– Ерунда, – сказал Миша. – Мне все равно завтра на работу.
– Завтра?
– Я всегда работаю по воскресеньям.
Теперь понятно. Он едет не из-за меня, и Лиза не подумает ничего плохого.
Поцеловав брата в щеку, Вера пожелала нам спокойной ночи и скрылась за дверью. Я тоже хотела уйти, но Миша преградил мне путь своим огромным телом.
– Я рано встану. Тебя разбудить?
– Спасибо, не надо. У меня есть будильник.

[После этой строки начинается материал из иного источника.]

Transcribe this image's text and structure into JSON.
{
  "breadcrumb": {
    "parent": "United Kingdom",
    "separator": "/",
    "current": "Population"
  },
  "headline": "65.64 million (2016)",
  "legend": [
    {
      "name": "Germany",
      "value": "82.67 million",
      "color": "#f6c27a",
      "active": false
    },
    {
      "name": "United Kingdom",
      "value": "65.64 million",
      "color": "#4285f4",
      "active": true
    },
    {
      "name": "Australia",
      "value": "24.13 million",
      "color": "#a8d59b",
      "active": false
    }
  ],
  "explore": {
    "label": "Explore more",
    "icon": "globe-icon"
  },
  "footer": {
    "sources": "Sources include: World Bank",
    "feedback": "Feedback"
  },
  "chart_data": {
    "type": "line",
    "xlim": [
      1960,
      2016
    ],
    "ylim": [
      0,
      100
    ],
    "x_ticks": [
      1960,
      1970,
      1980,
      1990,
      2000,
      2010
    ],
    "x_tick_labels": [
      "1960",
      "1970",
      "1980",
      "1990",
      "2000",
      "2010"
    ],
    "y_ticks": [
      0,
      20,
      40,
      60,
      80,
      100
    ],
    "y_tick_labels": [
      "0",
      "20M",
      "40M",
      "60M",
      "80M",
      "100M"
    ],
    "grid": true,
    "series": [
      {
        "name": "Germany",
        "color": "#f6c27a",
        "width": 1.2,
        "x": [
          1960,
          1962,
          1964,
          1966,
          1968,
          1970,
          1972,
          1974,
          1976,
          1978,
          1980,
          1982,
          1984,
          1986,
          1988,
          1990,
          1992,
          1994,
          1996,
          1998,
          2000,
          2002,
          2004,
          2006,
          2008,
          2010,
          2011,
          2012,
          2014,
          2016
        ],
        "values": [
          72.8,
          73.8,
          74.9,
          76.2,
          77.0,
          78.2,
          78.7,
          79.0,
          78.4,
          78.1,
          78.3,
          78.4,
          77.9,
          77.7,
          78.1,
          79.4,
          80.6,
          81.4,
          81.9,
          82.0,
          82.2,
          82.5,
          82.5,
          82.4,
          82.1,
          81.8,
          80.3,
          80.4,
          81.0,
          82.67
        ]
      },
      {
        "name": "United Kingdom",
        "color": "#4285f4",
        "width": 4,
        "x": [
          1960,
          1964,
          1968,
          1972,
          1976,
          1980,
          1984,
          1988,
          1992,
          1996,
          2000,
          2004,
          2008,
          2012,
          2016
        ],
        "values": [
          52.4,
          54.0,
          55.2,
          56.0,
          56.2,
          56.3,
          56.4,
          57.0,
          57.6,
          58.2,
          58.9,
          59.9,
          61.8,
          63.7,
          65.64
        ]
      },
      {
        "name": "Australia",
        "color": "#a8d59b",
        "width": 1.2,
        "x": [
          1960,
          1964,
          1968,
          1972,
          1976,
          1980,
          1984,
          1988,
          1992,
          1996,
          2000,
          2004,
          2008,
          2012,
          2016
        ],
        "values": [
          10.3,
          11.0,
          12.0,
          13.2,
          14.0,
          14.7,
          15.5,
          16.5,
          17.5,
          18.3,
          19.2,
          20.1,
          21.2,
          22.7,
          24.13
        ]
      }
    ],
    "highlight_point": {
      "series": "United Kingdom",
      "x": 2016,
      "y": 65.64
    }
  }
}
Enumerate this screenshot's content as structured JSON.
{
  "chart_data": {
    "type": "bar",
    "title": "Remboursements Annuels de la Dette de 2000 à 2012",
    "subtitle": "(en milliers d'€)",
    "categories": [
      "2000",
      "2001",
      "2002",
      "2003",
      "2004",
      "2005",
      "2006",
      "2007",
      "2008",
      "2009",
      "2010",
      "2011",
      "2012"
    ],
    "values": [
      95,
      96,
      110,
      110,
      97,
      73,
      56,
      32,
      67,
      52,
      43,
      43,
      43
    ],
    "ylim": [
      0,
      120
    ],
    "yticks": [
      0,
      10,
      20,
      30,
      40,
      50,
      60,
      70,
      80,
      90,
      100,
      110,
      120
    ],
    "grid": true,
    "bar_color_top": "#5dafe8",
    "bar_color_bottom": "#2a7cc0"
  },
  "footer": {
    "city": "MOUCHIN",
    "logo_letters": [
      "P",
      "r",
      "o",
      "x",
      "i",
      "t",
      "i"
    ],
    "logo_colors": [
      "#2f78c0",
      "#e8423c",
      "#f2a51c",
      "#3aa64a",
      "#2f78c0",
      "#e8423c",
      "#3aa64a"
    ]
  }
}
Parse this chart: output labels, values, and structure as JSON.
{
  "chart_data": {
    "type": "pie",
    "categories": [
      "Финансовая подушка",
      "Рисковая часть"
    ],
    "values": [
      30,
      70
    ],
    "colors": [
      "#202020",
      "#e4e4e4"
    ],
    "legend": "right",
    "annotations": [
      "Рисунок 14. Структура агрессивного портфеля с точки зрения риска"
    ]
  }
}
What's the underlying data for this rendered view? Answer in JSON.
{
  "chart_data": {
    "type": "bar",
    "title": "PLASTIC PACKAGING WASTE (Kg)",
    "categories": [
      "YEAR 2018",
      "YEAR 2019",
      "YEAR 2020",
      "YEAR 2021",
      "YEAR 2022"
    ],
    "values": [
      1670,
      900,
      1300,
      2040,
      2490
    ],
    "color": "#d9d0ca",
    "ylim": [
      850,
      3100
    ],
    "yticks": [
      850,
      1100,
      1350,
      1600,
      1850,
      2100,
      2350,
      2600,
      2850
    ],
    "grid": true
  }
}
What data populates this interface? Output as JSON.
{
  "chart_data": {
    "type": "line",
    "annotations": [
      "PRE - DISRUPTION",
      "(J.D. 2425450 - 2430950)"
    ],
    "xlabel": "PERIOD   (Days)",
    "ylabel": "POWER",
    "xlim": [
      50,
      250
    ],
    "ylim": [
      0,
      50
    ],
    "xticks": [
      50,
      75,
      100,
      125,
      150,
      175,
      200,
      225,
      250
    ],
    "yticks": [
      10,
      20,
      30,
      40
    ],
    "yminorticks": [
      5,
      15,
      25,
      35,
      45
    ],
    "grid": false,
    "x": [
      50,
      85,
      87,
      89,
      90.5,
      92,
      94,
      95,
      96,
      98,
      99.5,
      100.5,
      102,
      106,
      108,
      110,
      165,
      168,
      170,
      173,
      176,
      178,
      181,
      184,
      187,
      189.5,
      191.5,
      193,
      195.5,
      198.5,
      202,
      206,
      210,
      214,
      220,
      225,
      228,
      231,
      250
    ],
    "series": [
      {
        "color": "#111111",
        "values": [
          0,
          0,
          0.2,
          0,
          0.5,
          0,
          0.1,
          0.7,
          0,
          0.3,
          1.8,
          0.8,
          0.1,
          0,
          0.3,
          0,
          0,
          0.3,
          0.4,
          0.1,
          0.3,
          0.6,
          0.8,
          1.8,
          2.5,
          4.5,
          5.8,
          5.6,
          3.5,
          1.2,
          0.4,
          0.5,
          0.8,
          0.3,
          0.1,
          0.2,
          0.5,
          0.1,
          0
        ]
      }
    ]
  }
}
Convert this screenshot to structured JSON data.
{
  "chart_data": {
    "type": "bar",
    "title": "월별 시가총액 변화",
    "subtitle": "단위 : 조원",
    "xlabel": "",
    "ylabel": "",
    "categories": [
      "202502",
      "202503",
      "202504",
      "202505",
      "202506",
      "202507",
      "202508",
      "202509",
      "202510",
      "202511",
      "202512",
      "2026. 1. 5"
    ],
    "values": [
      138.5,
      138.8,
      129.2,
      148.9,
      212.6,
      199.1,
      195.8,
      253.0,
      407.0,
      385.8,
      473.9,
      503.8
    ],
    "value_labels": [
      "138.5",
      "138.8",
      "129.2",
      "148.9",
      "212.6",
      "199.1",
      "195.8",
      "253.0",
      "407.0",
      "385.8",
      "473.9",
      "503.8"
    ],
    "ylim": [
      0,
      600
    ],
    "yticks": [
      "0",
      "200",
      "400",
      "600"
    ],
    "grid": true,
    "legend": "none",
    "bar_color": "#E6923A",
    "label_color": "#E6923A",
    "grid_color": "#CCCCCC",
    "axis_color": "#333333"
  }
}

Мой лоб оказался на уровне его груди.
Опустив глаза в пол, я снова попыталась просочиться мимо него. Он не шевельнулся, стоит словно гора. Тогда я отошла в сторону. Чего бодаться с великаном.
– Там в лесу…
– Миш, прости меня, – перебила я его. – Не стоило говорить такие вещи. Мне очень стыдно.
– За что? – испуганно спросил он. – Я уже забыл о том разговоре.
– Тогда…
– Я просто хотел спросить тебя кое о чем.
– О чем?
– О Вере. Ты слышала, о чем она разговаривала с Юркой?
– Нет. Мы же шли сзади.
– Я немного слышал. Она говорила, что у Карины обнаружили какую-то болезнь. Вроде наследственную. Нам она ничего не говорит.
– И мне не говорила.
– Точно?
– Точно. Она мало рассказывает о ней. Все больше об Ане и о твоих детях.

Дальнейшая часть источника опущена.